Yeah… they got a letter.

Technically, we “invited” them to participate in the restructuring—via a distressed exchange offer. They could either take new debt with worse terms… or a 30% haircut.

I hadn’t called them yet.

When I did, I tried to soften it:

“Look, this isn’t personal. It’s capital structure optimization.”

“You’re optimizing us out of 30 grand, man.”

“But you’re still getting 70 back! That’s a great recovery for second-lien paper in this environment.”

They were not amused. One friend threatened to sue. Another posted a rant on Facebook:

“Never lend to entrepreneurs. You’ll end up with debt terms written by Satan himself.”

I felt bad.

But Tripp was firm:

“They’re unsecured. No protections. No teeth. And frankly, no leverage. If they don’t like it, they can write about it in their group chat. You’ll still own the business.”

Cousin Susie, to her credit, fared better. We gave her just a 6% haircut. She didn’t love it, but when I told her she could name our next product—“Susie’s Sparkling Citrus”—she smiled and said, “Just don’t blow it again, sweetheart.”


Act IV: The Rebirth

The LME worked. With the IP secured, the bank restructured, and angry friends mostly paid out, I had breathing room.

I hired a part-time COO. We launched canned lemon spritzers in three grocery chains. I licensed the “Lemonade Guy” brand to a food truck in Columbia, Missouri. The emails from angry lenders slowed. I even started paying back Susie again—on time.

And sure, I had burned some bridges. But I still had my brand, my machine, and my shot at building something long-term.

All because of one creative little phrase: Liability Management Exercise.

Part V – Epilogue: Reputation is the Real Currency

It’s now 2029.

The lemonade stand is still kicking—barely. We’ve pivoted three times: canned spritzers, subscription citrus kits, then a failed attempt at launching a “Lemonade DAO” on the blockchain. I sold the Lemo-Maker 5000 to cover payroll. Susie’s note is paid off, bless her heart. The friends? Still mad.

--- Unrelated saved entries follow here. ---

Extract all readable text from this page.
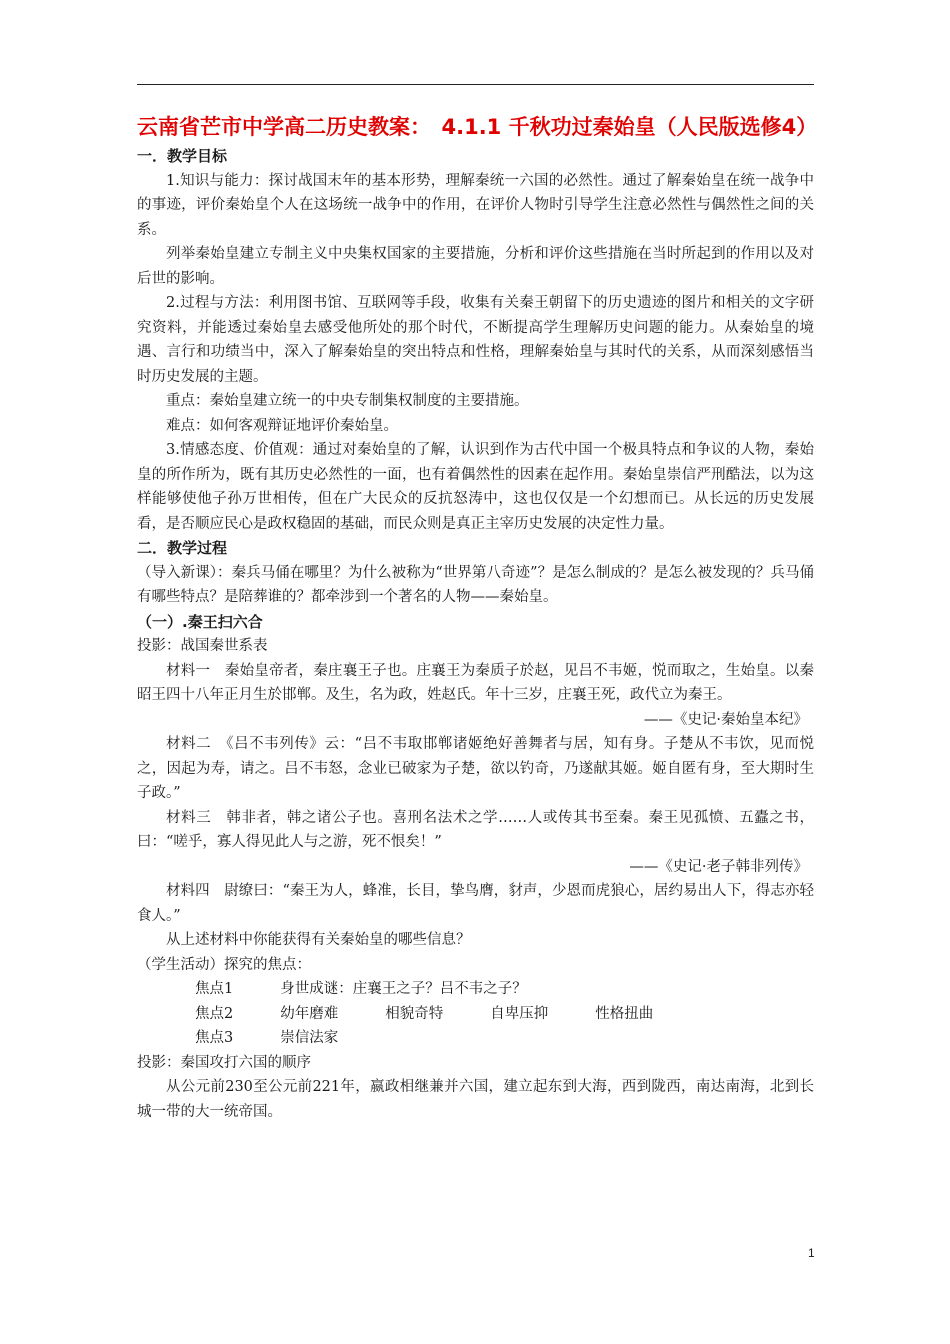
云南省芒市中学高二历史教案：　4.1.1 千秋功过秦始皇（人民版选修4）

一．教学目标

1.知识与能力：探讨战国末年的基本形势，理解秦统一六国的必然性。通过了解秦始皇在统一战争中的事迹，评价秦始皇个人在这场统一战争中的作用，在评价人物时引导学生注意必然性与偶然性之间的关系。

列举秦始皇建立专制主义中央集权国家的主要措施，分析和评价这些措施在当时所起到的作用以及对后世的影响。

2.过程与方法：利用图书馆、互联网等手段，收集有关秦王朝留下的历史遗迹的图片和相关的文字研究资料，并能透过秦始皇去感受他所处的那个时代，不断提高学生理解历史问题的能力。从秦始皇的境遇、言行和功绩当中，深入了解秦始皇的突出特点和性格，理解秦始皇与其时代的关系，从而深刻感悟当时历史发展的主题。

重点：秦始皇建立统一的中央专制集权制度的主要措施。

难点：如何客观辩证地评价秦始皇。

3.情感态度、价值观：通过对秦始皇的了解，认识到作为古代中国一个极具特点和争议的人物，秦始皇的所作所为，既有其历史必然性的一面，也有着偶然性的因素在起作用。秦始皇崇信严刑酷法，以为这样能够使他子孙万世相传，但在广大民众的反抗怒涛中，这也仅仅是一个幻想而已。从长远的历史发展看，是否顺应民心是政权稳固的基础，而民众则是真正主宰历史发展的决定性力量。

二．教学过程

（导入新课）：秦兵马俑在哪里？为什么被称为“世界第八奇迹”？是怎么制成的？是怎么被发现的？兵马俑有哪些特点？是陪葬谁的？都牵涉到一个著名的人物——秦始皇。

（一）.秦王扫六合

投影：战国秦世系表

材料一　秦始皇帝者，秦庄襄王子也。庄襄王为秦质子於赵，见吕不韦姬，悦而取之，生始皇。以秦昭王四十八年正月生於邯郸。及生，名为政，姓赵氏。年十三岁，庄襄王死，政代立为秦王。

——《史记·秦始皇本纪》

材料二　《吕不韦列传》云：“吕不韦取邯郸诸姬绝好善舞者与居，知有身。子楚从不韦饮，见而悦之，因起为寿，请之。吕不韦怒，念业已破家为子楚，欲以钓奇，乃遂献其姬。姬自匿有身，至大期时生子政。”

材料三　韩非者，韩之诸公子也。喜刑名法术之学……人或传其书至秦。秦王见孤愤、五蠹之书，曰：“嗟乎，寡人得见此人与之游，死不恨矣！”

——《史记·老子韩非列传》

材料四　尉缭曰：“秦王为人，蜂准，长目，挚鸟膺，豺声，少恩而虎狼心，居约易出人下，得志亦轻食人。”

从上述材料中你能获得有关秦始皇的哪些信息？

（学生活动）探究的焦点：

焦点1	身世成谜：庄襄王之子？吕不韦之子？

焦点2	幼年磨难	相貌奇特	自卑压抑	性格扭曲

焦点3	崇信法家

投影：秦国攻打六国的顺序

从公元前230至公元前221年，嬴政相继兼并六国，建立起东到大海，西到陇西，南达南海，北到长城一带的大一统帝国。

1
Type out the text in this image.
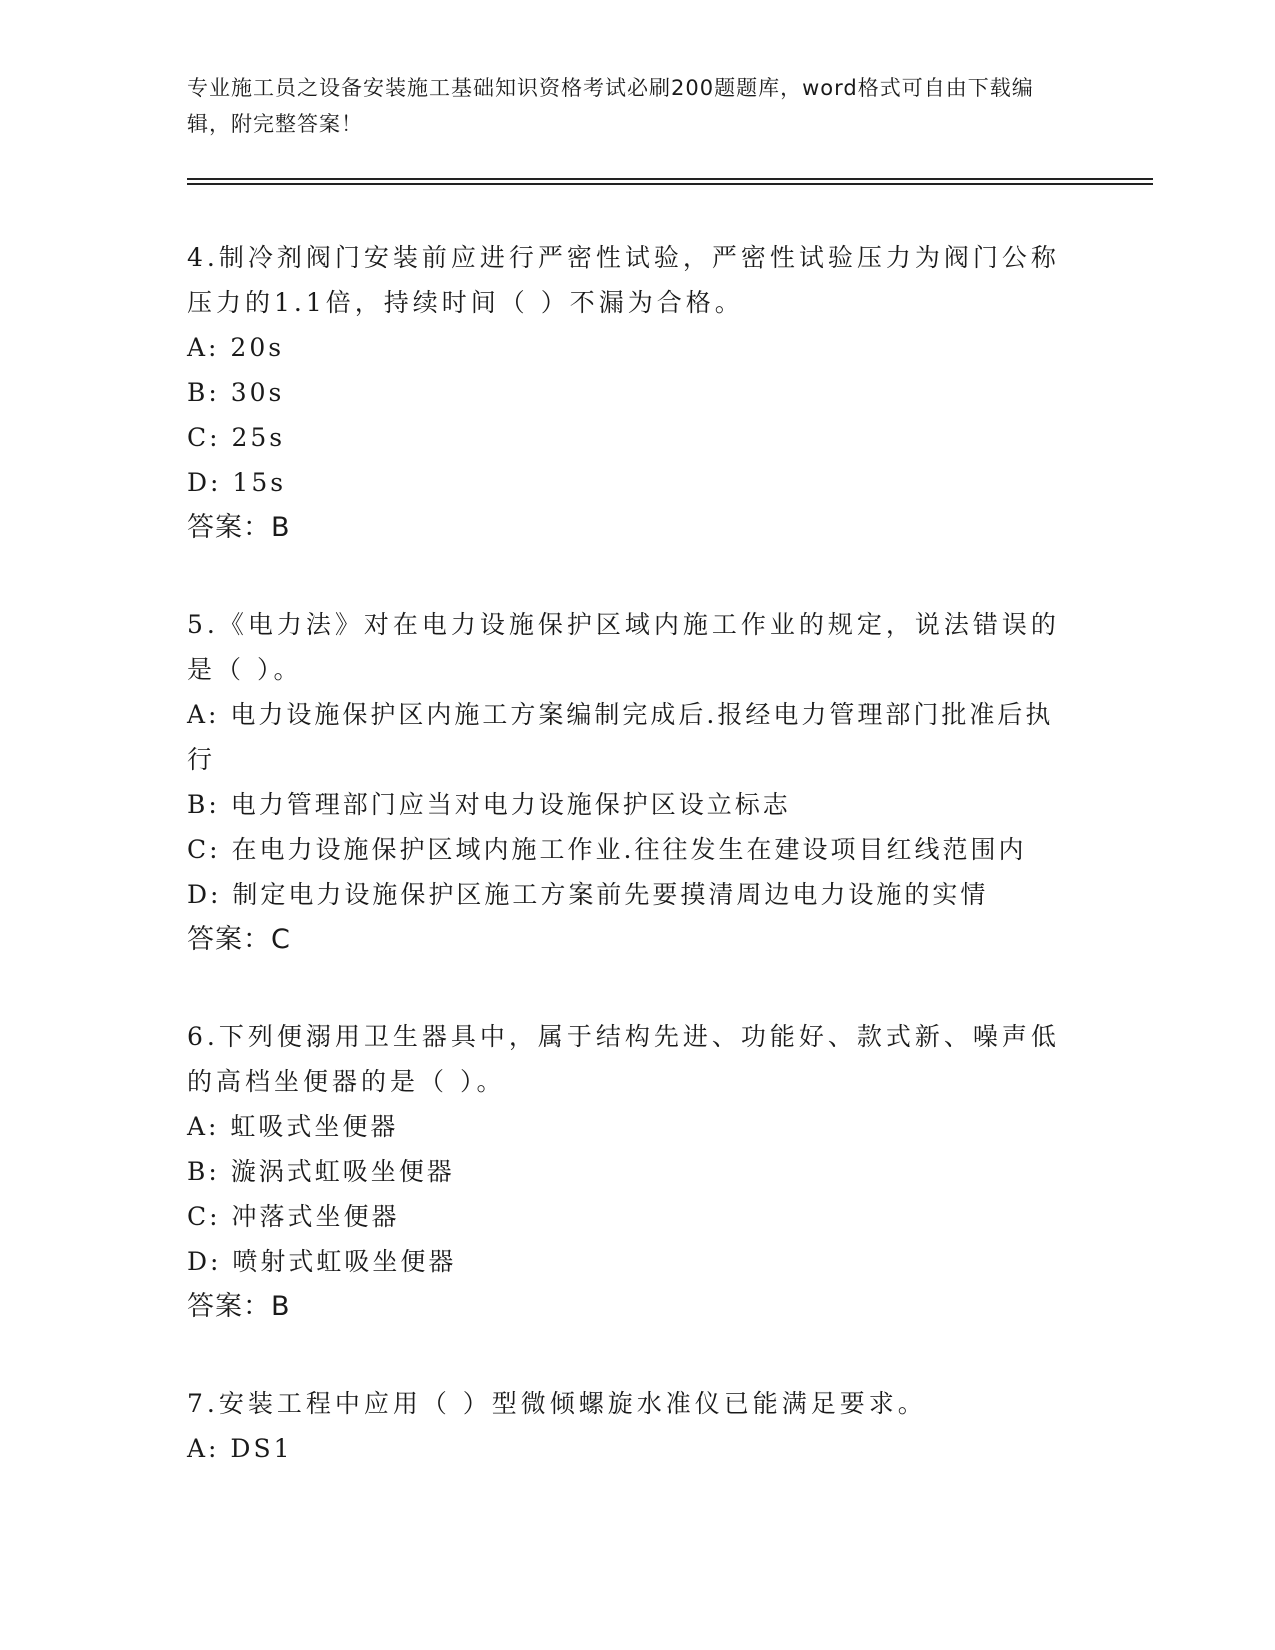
专业施工员之设备安装施工基础知识资格考试必刷200题题库，word格式可自由下载编辑，附完整答案！

4.制冷剂阀门安装前应进行严密性试验，严密性试验压力为阀门公称压力的1.1倍，持续时间（ ）不漏为合格。

A: 20s

B: 30s

C: 25s

D: 15s

答案：B

5.《电力法》对在电力设施保护区域内施工作业的规定，说法错误的是（ ）。

A: 电力设施保护区内施工方案编制完成后.报经电力管理部门批准后执行

B: 电力管理部门应当对电力设施保护区设立标志

C: 在电力设施保护区域内施工作业.往往发生在建设项目红线范围内

D: 制定电力设施保护区施工方案前先要摸清周边电力设施的实情

答案：C

6.下列便溺用卫生器具中，属于结构先进、功能好、款式新、噪声低的高档坐便器的是（ ）。

A: 虹吸式坐便器

B: 漩涡式虹吸坐便器

C: 冲落式坐便器

D: 喷射式虹吸坐便器

答案：B

7.安装工程中应用（ ）型微倾螺旋水准仪已能满足要求。

A: DS1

But I’ve moved on. Or at least, I’ve tried.

Because I’ve got a new idea.

An AI-powered procurement platform that helps small food & beverage businesses automatically source ingredients based on price, freshness, and consumer demand. It’s sleek. It’s smart. It’s scalable. I call it Zest.ai. And I’m ready to raise capital.

I polish the deck. Line up a few warm intros. Start my pitch circuit.

But something’s off.

Second meeting always goes cold. Term sheets never come. And then, after a pitch with a Midwest VC, one of the partners levels with me:

“Look, your idea is interesting. But your name’s come up in a few diligence calls. That lemonade LME stunt? People still talk about it.”

“It wasn’t illegal,” I protest.

“Nobody said it was. But you burned junior lenders to save yourself. You dropped your IP to game the covenants. Creative? Sure. Trust-building? Not exactly.”

I leave the meeting stunned.

A few more cycles go by. I tweak the pitch, try new intros, even rebrand the company. But word gets around. The message is clear:

In capital markets, debt can be restructured. Reputations… not so much.